LE SYNDICAT INTERCO 72 SE MOBILISE POUR DÉFENDRE UN AGENT AU LUART

12 Avril 2011 , Rédigé par CFDT-Interco72 Publié dans #Le syndicat départemental

le luart cftd

 

Le 04 avril dernier le syndicat interco 72 s'est mobilisé dans la commune de Le Luart afin de dénoncé le traitement que fait subir cette collectivité à notre collègue. Plusieurs centaines de tracts ont été distribuées dans les boîtes aux lettres des habitants  (voir ci-après).
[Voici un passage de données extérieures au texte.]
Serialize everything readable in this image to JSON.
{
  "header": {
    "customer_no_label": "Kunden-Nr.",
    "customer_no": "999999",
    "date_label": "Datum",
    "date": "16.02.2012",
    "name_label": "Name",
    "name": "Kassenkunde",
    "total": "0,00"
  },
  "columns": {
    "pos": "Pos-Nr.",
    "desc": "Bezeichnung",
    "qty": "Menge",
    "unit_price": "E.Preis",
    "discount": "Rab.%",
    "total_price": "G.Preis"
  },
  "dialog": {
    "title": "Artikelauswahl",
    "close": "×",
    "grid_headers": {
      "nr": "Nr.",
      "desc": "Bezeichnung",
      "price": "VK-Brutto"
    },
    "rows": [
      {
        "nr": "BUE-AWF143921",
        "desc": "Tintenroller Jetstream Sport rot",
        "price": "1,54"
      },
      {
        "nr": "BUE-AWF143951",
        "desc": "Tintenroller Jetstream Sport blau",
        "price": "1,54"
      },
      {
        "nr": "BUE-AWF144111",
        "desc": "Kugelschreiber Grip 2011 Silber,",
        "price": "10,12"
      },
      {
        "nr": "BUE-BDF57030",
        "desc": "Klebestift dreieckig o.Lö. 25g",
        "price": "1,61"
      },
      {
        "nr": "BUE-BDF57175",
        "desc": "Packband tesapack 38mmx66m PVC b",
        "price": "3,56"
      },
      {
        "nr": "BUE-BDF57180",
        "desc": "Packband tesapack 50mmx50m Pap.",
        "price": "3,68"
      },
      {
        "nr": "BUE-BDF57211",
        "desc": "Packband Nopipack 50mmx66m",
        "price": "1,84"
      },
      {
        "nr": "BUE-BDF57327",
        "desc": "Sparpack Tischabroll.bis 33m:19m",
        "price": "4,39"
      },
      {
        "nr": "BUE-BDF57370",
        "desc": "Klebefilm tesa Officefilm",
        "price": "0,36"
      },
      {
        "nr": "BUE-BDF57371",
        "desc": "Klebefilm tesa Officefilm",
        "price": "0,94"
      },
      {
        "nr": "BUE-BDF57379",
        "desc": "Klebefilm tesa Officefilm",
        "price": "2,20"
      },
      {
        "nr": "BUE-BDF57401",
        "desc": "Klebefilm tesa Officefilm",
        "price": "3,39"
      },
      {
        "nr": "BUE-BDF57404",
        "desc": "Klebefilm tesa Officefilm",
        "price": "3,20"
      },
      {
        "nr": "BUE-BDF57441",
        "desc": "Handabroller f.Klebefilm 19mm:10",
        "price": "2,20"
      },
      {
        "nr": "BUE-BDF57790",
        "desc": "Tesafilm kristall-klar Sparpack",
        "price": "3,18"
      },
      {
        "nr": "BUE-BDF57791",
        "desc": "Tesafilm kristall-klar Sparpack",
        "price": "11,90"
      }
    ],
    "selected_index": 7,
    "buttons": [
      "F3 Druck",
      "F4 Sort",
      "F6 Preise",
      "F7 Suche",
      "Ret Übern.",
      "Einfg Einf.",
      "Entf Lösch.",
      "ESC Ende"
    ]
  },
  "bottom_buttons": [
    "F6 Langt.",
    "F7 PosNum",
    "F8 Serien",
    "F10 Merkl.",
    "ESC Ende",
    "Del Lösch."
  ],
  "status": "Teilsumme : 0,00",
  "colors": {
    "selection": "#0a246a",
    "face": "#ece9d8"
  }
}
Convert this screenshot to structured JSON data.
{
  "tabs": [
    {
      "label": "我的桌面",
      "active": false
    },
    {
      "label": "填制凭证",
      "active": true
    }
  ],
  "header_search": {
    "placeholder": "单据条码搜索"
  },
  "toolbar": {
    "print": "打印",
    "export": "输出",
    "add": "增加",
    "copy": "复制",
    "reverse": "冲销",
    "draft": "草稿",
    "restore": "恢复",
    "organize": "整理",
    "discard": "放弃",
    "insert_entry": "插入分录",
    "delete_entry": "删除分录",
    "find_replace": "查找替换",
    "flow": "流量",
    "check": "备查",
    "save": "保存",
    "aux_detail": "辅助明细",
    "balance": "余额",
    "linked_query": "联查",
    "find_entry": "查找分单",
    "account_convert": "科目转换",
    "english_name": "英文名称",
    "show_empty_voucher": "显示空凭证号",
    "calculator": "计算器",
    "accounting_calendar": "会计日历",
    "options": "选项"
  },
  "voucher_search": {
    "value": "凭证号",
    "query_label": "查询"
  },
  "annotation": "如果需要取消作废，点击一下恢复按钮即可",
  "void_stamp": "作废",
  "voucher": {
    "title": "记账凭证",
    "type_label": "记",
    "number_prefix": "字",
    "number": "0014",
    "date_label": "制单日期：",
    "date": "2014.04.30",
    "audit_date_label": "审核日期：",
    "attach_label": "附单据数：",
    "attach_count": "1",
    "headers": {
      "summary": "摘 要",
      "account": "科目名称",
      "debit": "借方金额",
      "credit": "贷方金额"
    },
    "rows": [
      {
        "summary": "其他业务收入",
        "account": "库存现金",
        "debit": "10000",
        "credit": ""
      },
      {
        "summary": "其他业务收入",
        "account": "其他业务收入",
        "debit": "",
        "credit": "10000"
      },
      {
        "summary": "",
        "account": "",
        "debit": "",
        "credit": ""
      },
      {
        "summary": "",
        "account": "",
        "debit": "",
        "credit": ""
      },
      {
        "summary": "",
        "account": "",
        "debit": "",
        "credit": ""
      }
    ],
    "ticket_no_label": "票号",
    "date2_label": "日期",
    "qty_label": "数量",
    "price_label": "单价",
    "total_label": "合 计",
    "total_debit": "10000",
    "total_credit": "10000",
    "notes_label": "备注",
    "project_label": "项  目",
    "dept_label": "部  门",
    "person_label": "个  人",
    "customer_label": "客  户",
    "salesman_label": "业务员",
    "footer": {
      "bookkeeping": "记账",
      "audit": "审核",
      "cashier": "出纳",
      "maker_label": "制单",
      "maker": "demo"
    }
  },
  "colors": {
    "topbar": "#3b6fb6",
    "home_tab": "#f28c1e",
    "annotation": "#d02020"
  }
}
Merci encore aux syndiqués qui nous ont aidés ! 

 

 

 

 

 

 

Une partie de l'équipe CFDT qui est intervenue au Luart.

 

 

 

A U      L  U  A  R  T

IL NE FAIT PAS BON ÊTRE FONCTIONNAIRE,

QUI PLUS EST SYNDIQUÉ !

elu

 

 

 

En effet, un agent embauché en 2009 comme responsable du service technique subit depuis plusieurs mois un traitement indigne d’une collectivité territoriale républicaine. Très vite, il a dénoncé un fonctionnement interne plus que litigieux avec des absentéismes répétés de certains agents, des disparitions de carburant. C’est là, que les choses pour lui ont changé, il est devenu « persona non grata»  et dès lors, on lui a trouvé tous les défauts possibles. Depuis, il vit l’enfer avec un maire adjoint, qui le « piste » au quotidien espérant que notre collègue commette une faute. Ainsi il a été « consigné » à l’atelier municipal sans possibilité d’intervenir à l’extérieur (« Quitte à ce que tu restes assis sur une caisse au milieu de l’atelier à rien faire, tu ne bouges plus d’ici. Et si t’es pas content tu restes chez toi … »). Ensuite, il lui a été interdit de se rendre au foyer logement qui est pourtant un bâtiment municipal ! Pire, il a été, de façon éhontée, accusé   d’emprunter du matériel communal pour travailler « au noir », qui plus est, sur son temps de travail ! Il a été menacé plusieurs fois de « mutation d’office à l’autre bout du département». Quand la médecine du travail dénonce l’insalubrité du local technique, le maire adjoint menace encore notre collègue en lui signifiant « qu’il se chargerait de son cas »! Voici un florilège des propos de cet adjoint qui confond missions municipales et «  flicages permanents »:

- « Si l’équipe municipale veut b….. quelqu’un, on peut trouver... »

- « Si tu veux jouer au con, tu vas trouver... ».

- « Dans toutes les villes de la Sarthe il y a au moins un agent qui ne fait rien ! »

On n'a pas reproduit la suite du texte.